Ces régions clefs sont impliquées dans la production langagière et la caractérisation précise de leurs asymétries anatomiques est importante dans l'étude des bases structurelles de la spécialisation hémisphérique chez l'Homme. L'hémisphère gauche commande le langage chez 90% des individus et le droit l'attention spatiale ou, pour ce qui concerne l'asymétrie du sillon temporal supérieur, la reconnaissance de la voix humaine. Cependant ces résultats sur les asymétries cérébrales avaient pour la plupart été obtenus à partir de mesures du volume régional de substance grise sans tenir compte des différences de position des sillons cérébraux entre les hémisphères. Ainsi il était difficile de savoir ce qui, pour ces asymétries anatomiques régionales, était dû à des positions différentes des sillons ou bien à des différences de volume régional de substance grise entre les hémisphères.
Pour étudier plus précisément la nature des asymétries du cortex cérébral, les chercheurs du Groupe d'Imagerie Neurofonctionnelle à l'Institut des Maladies Neurodégénératives ont mis en place une méthode d'analyse d'images IRM basée sur le recalage précis des sillons des deux hémisphères en se plaçant au niveau de la surface du cortex. Cette méthode permet d'obtenir une correspondance précise entre une région d'un hémisphère et son homologue dans l'autre hémisphère. Les chercheurs ont ainsi mesuré les valeurs d'épaisseur et d'aire corticales et calculé leurs cartes d'asymétries inter-hémisphériques. Cette méthode a été appliquée sur un échantillon de sujets de la BIL&GIN, une base de données de sujets sains dédiée à l'étude la spécialisation hémisphérique et fortement enrichie en gauchers (120 participants gauchers sur les 250 participants de l'étude).

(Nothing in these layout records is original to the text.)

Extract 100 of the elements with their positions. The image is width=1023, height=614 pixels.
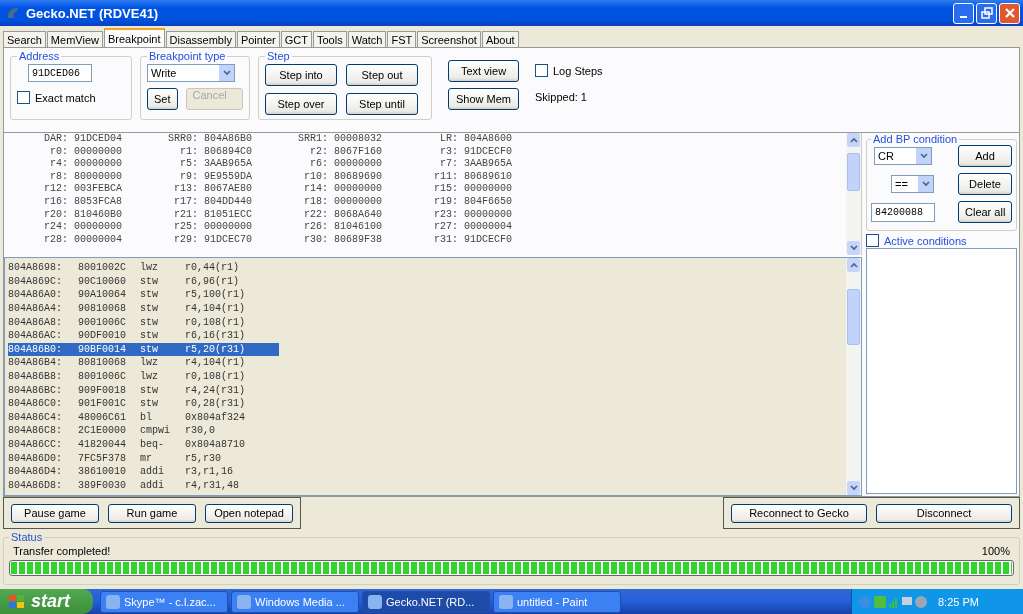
disassembly-line[interactable]: 804A8698: 8001002C lwz r0,44(r1) — [8, 261, 279, 275]
register-value: r18: 00000000 — [302, 195, 382, 209]
caret-icon — [919, 153, 928, 159]
disassembly-line[interactable]: 804A86B8: 8001006C lwz r0,108(r1) — [8, 369, 279, 384]
disassembly-line[interactable]: 804A86D0: 7FC5F378 mr r5,r30 — [8, 451, 279, 465]
register-dropdown[interactable]: CR — [874, 147, 932, 165]
register-value: r10: 80689690 — [302, 170, 382, 184]
log-steps-checkbox[interactable]: Log Steps — [535, 64, 603, 77]
register-value: r31: 91DCECF0 — [432, 233, 512, 247]
step-button[interactable]: Step out — [346, 64, 418, 86]
register-value: SRR0: 804A86B0 — [166, 133, 252, 146]
scrollbar[interactable] — [846, 258, 861, 495]
disassembly-line[interactable]: 804A86CC: 41820044 beq- 0x804a8710 — [8, 437, 279, 452]
scroll-thumb[interactable] — [847, 152, 860, 191]
register-value: r30: 80689F38 — [302, 233, 382, 247]
tab[interactable]: Search — [3, 31, 46, 47]
group-label: Breakpoint type — [148, 50, 227, 62]
disassembly-line[interactable]: 804A86B4: 80810068 lwz r4,104(r1) — [8, 356, 279, 370]
taskbar-item[interactable]: Gecko.NET (RD... — [362, 590, 490, 613]
add-button[interactable]: Add — [958, 145, 1012, 167]
step-button[interactable]: Step over — [265, 93, 337, 115]
scroll-up-icon[interactable] — [847, 258, 860, 272]
register-value: r21: 81051ECC — [172, 208, 252, 222]
register-value: r8: 80000000 — [48, 170, 122, 184]
minimize-icon — [960, 16, 967, 18]
view-button[interactable]: Text view — [448, 60, 519, 82]
register-value: r19: 804F6650 — [432, 195, 512, 209]
view-button[interactable]: Show Mem — [448, 88, 519, 110]
taskbar-item[interactable]: untitled - Paint — [493, 590, 621, 613]
tab[interactable]: FST — [387, 31, 417, 47]
register-value: r2: 8067F160 — [308, 145, 382, 159]
active-conditions-checkbox[interactable]: Active conditions — [866, 234, 1017, 247]
tab[interactable]: MemView — [46, 31, 103, 47]
register-value: r5: 3AAB965A — [178, 158, 252, 171]
scrollbar[interactable] — [846, 133, 861, 255]
clear-all-button[interactable]: Clear all — [958, 201, 1012, 223]
register-value: r1: 806894C0 — [178, 145, 252, 159]
register-value: DAR: 91DCED04 — [42, 133, 122, 146]
register-value: r15: 00000000 — [432, 183, 512, 196]
breakpoint-type-dropdown[interactable]: Write — [147, 64, 235, 82]
disassembly-line[interactable]: 804A86C0: 901F001C stw r0,28(r31) — [8, 396, 279, 411]
delete-button[interactable]: Delete — [958, 173, 1012, 195]
clock: 8:25 PM — [938, 595, 979, 608]
tab[interactable]: Screenshot — [417, 31, 481, 47]
disassembly-line[interactable]: 804A86D4: 38610010 addi r3,r1,16 — [8, 464, 279, 479]
disassembly-line[interactable]: 804A86A4: 90810068 stw r4,104(r1) — [8, 301, 279, 316]
register-value: SRR1: 00008032 — [296, 133, 382, 146]
disassembly-line[interactable]: 804A86AC: 90DF0010 stw r6,16(r31) — [8, 328, 279, 343]
disassembly-line[interactable]: 804A86D8: 389F0030 addi r4,r31,48 — [8, 478, 279, 493]
window-title: Gecko.NET (RDVE41) — [26, 5, 160, 21]
condition-value-field[interactable]: 84200088 — [871, 202, 935, 222]
taskbar-item[interactable]: Windows Media ... — [231, 590, 359, 613]
group-label: Add BP condition — [872, 133, 959, 145]
register-value: r11: 80689610 — [432, 170, 512, 184]
register-value: r29: 91DCEC70 — [172, 233, 252, 247]
operator-dropdown[interactable]: == — [891, 175, 934, 193]
scroll-down-icon[interactable] — [847, 241, 860, 255]
register-value: r22: 8068A640 — [302, 208, 382, 222]
connection-button[interactable]: Disconnect — [876, 503, 1012, 523]
tab[interactable]: Breakpoint — [103, 28, 165, 47]
game-button[interactable]: Pause game — [11, 503, 99, 523]
register-value: LR: 804A8600 — [438, 133, 512, 146]
disassembly-line[interactable]: 804A86A0: 90A10064 stw r5,100(r1) — [8, 288, 279, 302]
set-button[interactable]: Set — [147, 88, 178, 110]
connection-button[interactable]: Reconnect to Gecko — [731, 503, 867, 523]
restore-icon — [980, 7, 993, 19]
disassembly-line[interactable]: 804A86C4: 48006C61 bl 0x804af324 — [8, 410, 279, 425]
register-value: r17: 804DD440 — [172, 195, 252, 209]
disassembly-line[interactable]: 804A86A8: 9001006C stw r0,108(r1) — [8, 315, 279, 329]
game-button[interactable]: Open notepad — [205, 503, 293, 523]
minimize-button[interactable] — [953, 2, 974, 24]
register-value: r7: 3AAB965A — [438, 158, 512, 171]
tab[interactable]: GCT — [280, 31, 312, 47]
register-value: r14: 00000000 — [302, 183, 382, 196]
step-button[interactable]: Step until — [346, 93, 418, 115]
scroll-up-icon[interactable] — [847, 133, 860, 147]
progress-percent: 100% — [981, 545, 1010, 557]
restore-button[interactable] — [976, 2, 997, 24]
register-value: r28: 00000004 — [42, 233, 122, 247]
disassembly-line[interactable]: 804A86BC: 909F0018 stw r4,24(r31) — [8, 383, 279, 397]
register-value: r4: 00000000 — [48, 158, 122, 171]
close-button[interactable] — [999, 2, 1020, 24]
scroll-thumb[interactable] — [847, 288, 860, 345]
tab[interactable]: Tools — [313, 31, 347, 47]
tab[interactable]: Watch — [347, 31, 387, 47]
game-button[interactable]: Run game — [108, 503, 196, 523]
register-value: r0: 00000000 — [48, 145, 122, 159]
tab[interactable]: Pointer — [236, 31, 280, 47]
tab[interactable]: About — [481, 31, 519, 47]
register-value: r26: 81046100 — [302, 221, 382, 234]
scroll-down-icon[interactable] — [847, 481, 860, 495]
disassembly-line[interactable]: 804A86C8: 2C1E0000 cmpwi r30,0 — [8, 424, 279, 438]
disassembly-line[interactable]: 804A869C: 90C10060 stw r6,96(r1) — [8, 274, 279, 289]
caret-icon — [222, 70, 231, 76]
taskbar-item[interactable]: Skype™ - c.l.zac... — [100, 590, 228, 613]
tab[interactable]: Disassembly — [165, 31, 236, 47]
exact-match-checkbox[interactable]: Exact match — [17, 91, 125, 104]
step-button[interactable]: Step into — [265, 64, 337, 86]
register-value: r16: 8053FCA8 — [42, 195, 122, 209]
address-field[interactable]: 91DCED06 — [28, 64, 92, 82]
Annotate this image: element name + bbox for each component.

Les chercheurs ont trouvé des régions dans lesquelles les asymétries d'épaisseur et d'aire corticales étaient concordantes (asymétrie gauche ou droite pour les deux variables anatomiques), et des régions ou les asymétries étaient opposées (gauche pour l'une et droite pour l'autre). Environ 20% des régions qui présentaient des asymétries à la fois d'épaisseur corticale et d'aire corticale avait leurs asymétries corrélées négativement, c'est à dire que plus l'asymétrie d'aire était forte plus celle d'épaisseur était faible et réciproquement. Il est frappant de constater que les 2 régions aux asymétries anatomiques les plus fortes, le planum temporale et le sillon temporal supérieur présentaient au contraire des corrélations positives d'asymétrie. Le planum temporale avait une asymétrie gauche d'aire et d'épaisseur corticale alors que le sillon temporal supérieur présentait, lui, une asymétrie droite des deux variables. Pour ces 2 régions, l'asymétrie d'épaisseur corticale était d'autant plus forte qu'elle l'était pour l'asymétrie d'aire corticale.
Cette étude démontre qu'il existe des corrélations entre les asymétries d'épaisseur et d'aire corticale caractéristiques de l'organisation anatomique du cortex cérébral. Ces régions sont des sites clefs dont il reste maintenant à étudier l'importance comme marqueurs anatomiques de la latéralisation cérébrale et de ses corrélats fonctionnels.